Creatividad y Montessori (Y cómo un triángulo se convierte en un continente)

Cuando hacemos referencia a determinados aspectos del método Montessori y, más concretamente, cuando nos referimos al apartado de “dónde queda la creatividad” en dicha metodología, creo que se desconoce por completo el potencial creativo e imaginativo que sus materiales, dejados en manos de las personas más creativas existentes, los niños, puede dar de sí.

Lo vamos a explicar con un ejemplo de los muchos que pueden ocurrir a diario en un ambiente Montessori. Hace unos días, a un niño del Espacio Educativo “Alma Montessori” (donde trabajo) le presentamos la Caja triangular de triángulos constructores. Este material, es una caja triangular de madera que forma parte del ambiente de “Casa de niños” y que contiene: 1 triángulo gris equilátero, 2 triángulos verdes escalenos rectángulos, 3 triángulos amarillos isósceles obtusángulo y 4 triángulos rojos equiláteros pequeños. Pertenece al área de sensorial y se presenta al niño sobre los 4`5 años.

En un primer momento, hicimos la presentación oportuna al niño tras la cual se le invita al niño a trabajar con el material. “Suele ocurrir”  que, en un primer momento, el niño trabaja con el material “reproduciendo” modelos y movimientos presentados por el Guía; pero también “suele ocurrir”, que una vez hecha esta primera parte y tras la invitación por parte del Guía a que el niño trabaje con el material “de la manera que quiera”, se da rienda suelta a su imaginación.

“Cuando se deja al niño un poco de espacio “en el mundo y en el tiempo”, éste, como primera manifestación en su defensa, proclama: “Yo, quiero hacerlo yo”. En el ambiente adaptado al niño de nuestras escuelas, fue pronunciada por los mismos niños la frase que expresa esta necesidad interior: “Ayúdame a hacerlo solo”

María Montessori. “El niño.

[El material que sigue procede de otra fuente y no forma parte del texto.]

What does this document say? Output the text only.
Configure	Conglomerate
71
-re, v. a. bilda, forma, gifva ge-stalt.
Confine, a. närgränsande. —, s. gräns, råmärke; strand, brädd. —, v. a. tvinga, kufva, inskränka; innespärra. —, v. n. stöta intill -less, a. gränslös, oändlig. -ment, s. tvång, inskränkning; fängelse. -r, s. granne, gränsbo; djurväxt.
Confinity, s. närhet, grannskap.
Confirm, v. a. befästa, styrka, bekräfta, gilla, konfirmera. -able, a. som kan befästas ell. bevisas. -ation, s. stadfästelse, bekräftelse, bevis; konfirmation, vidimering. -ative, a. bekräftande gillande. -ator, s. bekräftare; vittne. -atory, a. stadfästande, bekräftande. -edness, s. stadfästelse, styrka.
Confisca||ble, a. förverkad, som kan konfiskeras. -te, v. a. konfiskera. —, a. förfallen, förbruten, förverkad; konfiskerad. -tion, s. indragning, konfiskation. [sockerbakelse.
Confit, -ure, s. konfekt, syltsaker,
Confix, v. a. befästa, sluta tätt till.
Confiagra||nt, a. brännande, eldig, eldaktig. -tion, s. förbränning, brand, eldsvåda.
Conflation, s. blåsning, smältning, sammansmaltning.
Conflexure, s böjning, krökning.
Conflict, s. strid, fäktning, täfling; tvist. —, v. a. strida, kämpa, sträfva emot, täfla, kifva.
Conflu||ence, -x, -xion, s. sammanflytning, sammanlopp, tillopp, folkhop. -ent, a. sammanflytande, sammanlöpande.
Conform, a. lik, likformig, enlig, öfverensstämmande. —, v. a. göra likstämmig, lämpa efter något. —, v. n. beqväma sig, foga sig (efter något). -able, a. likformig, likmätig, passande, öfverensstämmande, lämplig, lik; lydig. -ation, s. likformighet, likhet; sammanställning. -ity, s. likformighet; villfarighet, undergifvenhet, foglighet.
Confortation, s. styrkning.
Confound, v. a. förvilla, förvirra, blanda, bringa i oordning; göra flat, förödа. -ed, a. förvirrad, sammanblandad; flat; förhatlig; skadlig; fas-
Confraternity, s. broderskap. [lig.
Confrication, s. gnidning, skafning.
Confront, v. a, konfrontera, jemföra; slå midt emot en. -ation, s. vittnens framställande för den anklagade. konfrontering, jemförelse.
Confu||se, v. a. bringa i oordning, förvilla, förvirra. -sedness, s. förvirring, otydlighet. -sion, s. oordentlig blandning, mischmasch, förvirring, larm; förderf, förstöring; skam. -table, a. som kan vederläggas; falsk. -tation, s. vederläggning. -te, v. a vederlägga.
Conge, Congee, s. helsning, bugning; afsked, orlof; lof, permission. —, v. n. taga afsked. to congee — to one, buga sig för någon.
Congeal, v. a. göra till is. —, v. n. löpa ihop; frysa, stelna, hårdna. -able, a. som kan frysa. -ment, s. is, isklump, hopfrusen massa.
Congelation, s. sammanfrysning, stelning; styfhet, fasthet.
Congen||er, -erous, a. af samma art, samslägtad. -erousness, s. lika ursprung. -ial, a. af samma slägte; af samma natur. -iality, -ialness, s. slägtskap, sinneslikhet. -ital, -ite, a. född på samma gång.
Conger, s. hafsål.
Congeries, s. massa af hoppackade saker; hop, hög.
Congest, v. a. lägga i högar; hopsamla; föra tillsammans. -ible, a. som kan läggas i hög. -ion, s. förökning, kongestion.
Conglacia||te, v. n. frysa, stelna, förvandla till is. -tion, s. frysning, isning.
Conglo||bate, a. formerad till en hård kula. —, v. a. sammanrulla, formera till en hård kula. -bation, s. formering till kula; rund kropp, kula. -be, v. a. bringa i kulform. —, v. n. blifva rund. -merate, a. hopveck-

El secreto de la infancia”

En un primer momento, el niño comenzó a hacer construcciones de triángulos que fueron dando como resultado las imágenes que mostramos a continuación:

De todas ellas, una construcción le llamó la atención:

Cuando realizó esta construcción, inmediatamente comentó que esa imagen se parecía a uno de los mapas de rompecabezas con los que había trabajado. En un primer momento exclamó: “¡América del Sur! ¡Se parece a América del Sur!” Rápidamente se fue a por el mapa de América del Sur, lo montó sobre la alfombra y una vez puesto “no quedó muy convencido”. En ese momento exclamó: “¡África! ¡Se parece más a África!” Y de nuevo se fue al mueble donde se encuentran los mapas, cogió el mapa de África y lo montó junto al de América del Sur con su construcción de triángulos constructores en el centro. El resultado fue el siguiente:

Juzguen ustedes mismos. Y todo ello sin ser dirigido en ningún momento por el adulto, sino más bien experimentando desde su propia experiencia y sacando sus propias conclusiones. Sencillamente, dando rienda suelta a su imaginación.

Una de las máximas del método Montessori es creer en el niño como creador de sus propias capacidades. Es una principio educativo que “no es ficticio”, que el adulto no lo plantea de “cara a la galería”, sino que se cumple al 100%. Creer en el niño significa experimentar un proceso educativo que “se cuece a fuego lento”, en el que el niño trabaja bajo las directrices que dicta su maestro interior y en la que el adulto asume su papel de Guía, pero en ningún momento de adoctrinador.

Explicar con palabras esta experiencia (como tantas otras), es sumamente complicado para unos adultos que hemos sido educados a través de una metodología tradicional, que en todo momento nos ha dicho lo que teníamos que hacer y que muy pocas veces nos ha invitado a sacar aquellas potencialidades que llevamos dentro. Quién sabe el destino que el futuro tiene preparado para este niño, pero darse cuenta desde bien pequeñito que de un triángulo puede aparecer un continente, es una experiencia que a la mayoría de nosotros nos hubiera encantado experimentar.